Does your child have trouble reading? It’s important that you don’t assume what the problem. Dyslexia and vision issues are different, and they each require specialized treatment. Check out the symptoms of each problem to identify the one affecting your child.
Symptoms of Vision Problems
If your child displays any of the symptoms below, it’s time to schedule a vision test:
- Teary eyes
- Swelling or redness in around the eyes
- Crusting or a pus discharge
- Bulging eyes
- Droopy eyelids
- White, yellow or gray-white material in the pupil
- A change in sight ability or the appearance of the eyes*
Symptoms of Dyslexia
Dyslexia can be more difficult to identify as the symptoms vary by the child’s age and developmental stage.

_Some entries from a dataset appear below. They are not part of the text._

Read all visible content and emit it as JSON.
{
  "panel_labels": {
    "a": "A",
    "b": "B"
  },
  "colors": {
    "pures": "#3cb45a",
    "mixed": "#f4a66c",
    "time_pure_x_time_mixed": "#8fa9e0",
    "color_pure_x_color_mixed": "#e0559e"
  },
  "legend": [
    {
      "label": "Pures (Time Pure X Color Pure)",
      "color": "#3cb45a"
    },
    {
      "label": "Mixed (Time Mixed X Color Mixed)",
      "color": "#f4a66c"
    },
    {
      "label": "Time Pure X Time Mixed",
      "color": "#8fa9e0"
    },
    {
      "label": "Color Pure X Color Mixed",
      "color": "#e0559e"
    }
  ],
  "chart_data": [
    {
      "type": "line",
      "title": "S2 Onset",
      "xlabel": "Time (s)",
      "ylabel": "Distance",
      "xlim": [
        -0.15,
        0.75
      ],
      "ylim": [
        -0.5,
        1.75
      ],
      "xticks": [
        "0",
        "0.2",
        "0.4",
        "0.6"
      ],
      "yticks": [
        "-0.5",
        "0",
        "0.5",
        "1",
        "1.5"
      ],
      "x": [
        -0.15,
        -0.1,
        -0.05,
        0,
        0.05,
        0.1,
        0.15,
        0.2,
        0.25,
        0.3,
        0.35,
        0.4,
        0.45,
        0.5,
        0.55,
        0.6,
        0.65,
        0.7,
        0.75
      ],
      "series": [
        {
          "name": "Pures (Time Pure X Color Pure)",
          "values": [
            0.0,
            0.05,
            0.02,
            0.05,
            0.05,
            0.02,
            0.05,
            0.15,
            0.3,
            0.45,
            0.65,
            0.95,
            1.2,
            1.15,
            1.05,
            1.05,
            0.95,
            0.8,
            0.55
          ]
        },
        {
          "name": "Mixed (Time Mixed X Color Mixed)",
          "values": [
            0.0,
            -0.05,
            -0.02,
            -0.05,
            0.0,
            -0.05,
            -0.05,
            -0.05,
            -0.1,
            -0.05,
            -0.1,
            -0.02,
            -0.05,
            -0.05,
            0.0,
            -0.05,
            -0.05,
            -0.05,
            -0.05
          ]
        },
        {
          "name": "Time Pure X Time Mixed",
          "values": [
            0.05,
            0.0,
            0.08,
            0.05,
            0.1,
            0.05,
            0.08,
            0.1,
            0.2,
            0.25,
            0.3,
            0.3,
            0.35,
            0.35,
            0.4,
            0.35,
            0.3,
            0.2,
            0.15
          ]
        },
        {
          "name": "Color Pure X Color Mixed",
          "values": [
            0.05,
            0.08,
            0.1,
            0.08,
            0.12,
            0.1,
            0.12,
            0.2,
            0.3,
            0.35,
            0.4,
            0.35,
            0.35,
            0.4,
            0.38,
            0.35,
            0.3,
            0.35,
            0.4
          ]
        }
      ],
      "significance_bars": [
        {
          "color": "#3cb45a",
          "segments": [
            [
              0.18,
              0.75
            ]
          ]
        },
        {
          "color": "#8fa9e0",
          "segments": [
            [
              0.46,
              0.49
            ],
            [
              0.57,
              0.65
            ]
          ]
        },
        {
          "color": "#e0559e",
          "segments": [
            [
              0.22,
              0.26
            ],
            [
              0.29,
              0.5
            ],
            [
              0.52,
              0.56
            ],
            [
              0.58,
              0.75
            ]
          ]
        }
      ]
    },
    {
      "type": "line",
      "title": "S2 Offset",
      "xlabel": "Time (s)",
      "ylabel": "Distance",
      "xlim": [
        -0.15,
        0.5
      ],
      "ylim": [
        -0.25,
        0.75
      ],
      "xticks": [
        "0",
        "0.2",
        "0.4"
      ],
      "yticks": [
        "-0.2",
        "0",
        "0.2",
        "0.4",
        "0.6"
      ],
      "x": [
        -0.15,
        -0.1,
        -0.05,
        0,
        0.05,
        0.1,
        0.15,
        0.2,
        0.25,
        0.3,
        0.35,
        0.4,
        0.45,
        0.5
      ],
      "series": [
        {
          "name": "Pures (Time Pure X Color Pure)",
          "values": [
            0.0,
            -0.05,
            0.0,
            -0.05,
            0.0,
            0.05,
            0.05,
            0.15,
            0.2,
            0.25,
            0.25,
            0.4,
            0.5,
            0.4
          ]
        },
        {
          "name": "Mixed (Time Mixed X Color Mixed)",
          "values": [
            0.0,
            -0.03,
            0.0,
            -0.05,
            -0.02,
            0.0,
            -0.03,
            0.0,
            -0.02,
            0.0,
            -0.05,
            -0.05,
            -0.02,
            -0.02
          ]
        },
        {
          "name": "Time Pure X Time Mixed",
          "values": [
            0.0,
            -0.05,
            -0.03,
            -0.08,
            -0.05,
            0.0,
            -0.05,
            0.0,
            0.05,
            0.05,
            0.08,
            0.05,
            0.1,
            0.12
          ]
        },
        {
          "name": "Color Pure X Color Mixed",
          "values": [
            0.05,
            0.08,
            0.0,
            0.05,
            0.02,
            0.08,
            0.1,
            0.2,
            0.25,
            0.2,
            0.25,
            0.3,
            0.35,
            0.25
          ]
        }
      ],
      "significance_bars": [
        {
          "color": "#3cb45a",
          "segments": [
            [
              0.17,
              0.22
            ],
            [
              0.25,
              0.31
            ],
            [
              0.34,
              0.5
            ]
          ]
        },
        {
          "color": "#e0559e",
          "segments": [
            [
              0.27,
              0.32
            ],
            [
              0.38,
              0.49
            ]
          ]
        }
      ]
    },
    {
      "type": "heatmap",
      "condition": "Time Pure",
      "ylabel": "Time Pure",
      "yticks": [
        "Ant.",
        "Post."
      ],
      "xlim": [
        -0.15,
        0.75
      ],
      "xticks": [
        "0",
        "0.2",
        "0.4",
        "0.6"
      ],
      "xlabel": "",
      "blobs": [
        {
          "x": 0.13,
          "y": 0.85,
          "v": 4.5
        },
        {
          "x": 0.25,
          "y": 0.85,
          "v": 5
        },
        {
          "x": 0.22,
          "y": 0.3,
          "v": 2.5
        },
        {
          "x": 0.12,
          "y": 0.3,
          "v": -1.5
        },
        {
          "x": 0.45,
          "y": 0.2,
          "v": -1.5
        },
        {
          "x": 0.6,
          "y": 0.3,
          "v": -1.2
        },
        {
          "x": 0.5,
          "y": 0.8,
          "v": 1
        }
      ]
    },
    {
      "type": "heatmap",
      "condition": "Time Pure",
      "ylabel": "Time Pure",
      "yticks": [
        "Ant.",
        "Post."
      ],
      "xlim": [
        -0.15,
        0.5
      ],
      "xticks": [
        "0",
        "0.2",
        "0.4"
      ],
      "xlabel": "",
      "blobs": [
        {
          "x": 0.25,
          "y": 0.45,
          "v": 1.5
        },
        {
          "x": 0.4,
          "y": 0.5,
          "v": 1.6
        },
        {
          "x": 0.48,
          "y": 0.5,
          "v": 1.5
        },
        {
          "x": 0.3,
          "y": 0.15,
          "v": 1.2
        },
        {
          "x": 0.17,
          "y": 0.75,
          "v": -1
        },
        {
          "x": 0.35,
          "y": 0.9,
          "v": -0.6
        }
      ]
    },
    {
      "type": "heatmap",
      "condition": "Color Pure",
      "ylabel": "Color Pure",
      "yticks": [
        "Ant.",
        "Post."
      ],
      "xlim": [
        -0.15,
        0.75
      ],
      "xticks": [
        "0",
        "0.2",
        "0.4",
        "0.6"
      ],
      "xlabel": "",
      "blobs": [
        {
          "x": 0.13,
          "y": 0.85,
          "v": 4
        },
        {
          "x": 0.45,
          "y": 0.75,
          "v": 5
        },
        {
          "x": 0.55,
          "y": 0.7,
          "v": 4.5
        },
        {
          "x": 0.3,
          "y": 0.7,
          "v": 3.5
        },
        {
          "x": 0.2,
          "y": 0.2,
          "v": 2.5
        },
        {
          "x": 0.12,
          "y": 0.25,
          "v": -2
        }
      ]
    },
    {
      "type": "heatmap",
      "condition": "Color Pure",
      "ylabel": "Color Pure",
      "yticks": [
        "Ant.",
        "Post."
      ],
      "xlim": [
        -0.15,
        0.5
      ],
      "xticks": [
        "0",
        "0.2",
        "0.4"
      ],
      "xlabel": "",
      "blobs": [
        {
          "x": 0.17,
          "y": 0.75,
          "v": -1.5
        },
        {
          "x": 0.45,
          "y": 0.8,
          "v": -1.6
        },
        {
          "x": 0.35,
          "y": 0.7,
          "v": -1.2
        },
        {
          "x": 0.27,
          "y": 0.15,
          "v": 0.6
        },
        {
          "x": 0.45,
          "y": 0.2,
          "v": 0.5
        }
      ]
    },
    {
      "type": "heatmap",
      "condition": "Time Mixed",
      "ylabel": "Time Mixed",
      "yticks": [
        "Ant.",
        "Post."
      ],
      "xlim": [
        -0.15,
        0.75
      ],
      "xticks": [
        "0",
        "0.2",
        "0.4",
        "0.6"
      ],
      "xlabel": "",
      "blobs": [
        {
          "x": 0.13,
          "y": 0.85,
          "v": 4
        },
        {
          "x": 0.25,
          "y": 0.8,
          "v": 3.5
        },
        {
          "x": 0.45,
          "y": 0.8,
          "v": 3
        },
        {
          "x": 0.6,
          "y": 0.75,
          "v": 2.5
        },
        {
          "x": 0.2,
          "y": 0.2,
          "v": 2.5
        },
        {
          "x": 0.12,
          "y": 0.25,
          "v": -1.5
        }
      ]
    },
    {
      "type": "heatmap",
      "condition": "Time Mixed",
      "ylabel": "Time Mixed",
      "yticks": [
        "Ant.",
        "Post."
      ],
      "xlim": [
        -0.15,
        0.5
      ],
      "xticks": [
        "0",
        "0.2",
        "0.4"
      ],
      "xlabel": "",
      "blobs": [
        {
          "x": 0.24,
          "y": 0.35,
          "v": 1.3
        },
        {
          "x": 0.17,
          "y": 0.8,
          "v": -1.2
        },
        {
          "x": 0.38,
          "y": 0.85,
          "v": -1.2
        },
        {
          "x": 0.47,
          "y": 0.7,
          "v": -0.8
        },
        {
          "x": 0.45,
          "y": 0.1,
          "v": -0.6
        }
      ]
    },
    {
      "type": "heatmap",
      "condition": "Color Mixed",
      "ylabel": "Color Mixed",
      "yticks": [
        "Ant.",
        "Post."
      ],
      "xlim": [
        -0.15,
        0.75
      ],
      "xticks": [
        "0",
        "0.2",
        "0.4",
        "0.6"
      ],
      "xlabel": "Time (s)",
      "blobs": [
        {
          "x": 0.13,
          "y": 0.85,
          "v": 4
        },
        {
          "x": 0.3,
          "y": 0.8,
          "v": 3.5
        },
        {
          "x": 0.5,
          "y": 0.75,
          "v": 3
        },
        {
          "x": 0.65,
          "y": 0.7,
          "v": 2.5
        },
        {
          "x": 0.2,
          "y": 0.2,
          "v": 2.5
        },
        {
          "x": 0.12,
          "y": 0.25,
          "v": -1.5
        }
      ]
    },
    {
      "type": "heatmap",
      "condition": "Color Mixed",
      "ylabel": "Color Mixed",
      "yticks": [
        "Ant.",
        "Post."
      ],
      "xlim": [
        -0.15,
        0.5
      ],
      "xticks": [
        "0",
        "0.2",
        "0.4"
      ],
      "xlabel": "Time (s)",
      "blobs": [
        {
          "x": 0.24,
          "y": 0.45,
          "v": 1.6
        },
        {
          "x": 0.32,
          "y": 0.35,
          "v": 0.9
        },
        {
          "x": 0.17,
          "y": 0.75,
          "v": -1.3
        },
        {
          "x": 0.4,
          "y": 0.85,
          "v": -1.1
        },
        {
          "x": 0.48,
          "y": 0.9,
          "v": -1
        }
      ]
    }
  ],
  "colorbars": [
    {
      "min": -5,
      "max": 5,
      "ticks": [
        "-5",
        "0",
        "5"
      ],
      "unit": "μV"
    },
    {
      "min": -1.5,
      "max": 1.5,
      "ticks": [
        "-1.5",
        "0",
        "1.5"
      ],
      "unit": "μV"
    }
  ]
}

The following dyslexia symptoms are seen in children in preschool through third grade:
- Difficulty learning to speak
- Inability to identify individual letter sounds within words, which causes a switching of the use of similar letters, despite phonics knowledge
- Difficulty and exhaustion when spelling and reading
- Inability to memorize facts involving numbers
- Tendency to replace words with synonyms because of meaning, not the similar appearance of the words
And dyslexic children in fourth grade and higher might show the following:
- Inability to comprehend text
- Tendency to memorize rather than understand words and phrases
- Uncertainty in spelling, and tendency to misspell words copied from existing text
- Continual misspelling of non-phonetic high-frequency sight words
- Increasing mistakes when confused, stressed, under time pressure, or in poor health
The symptoms clarify the difference between vision problems and dyslexia: sight problems involve the physical eyes, and dyslexia involves the brain.
If you think your child shows symptoms of dyslexia, it’s time to see a doctor. Immediate treatment is essential, and programs like Fast ForWord have proven effective for overcoming this learning challenge.
*WebMD, 2011. “Signs of Vision Problems in Young Kids.”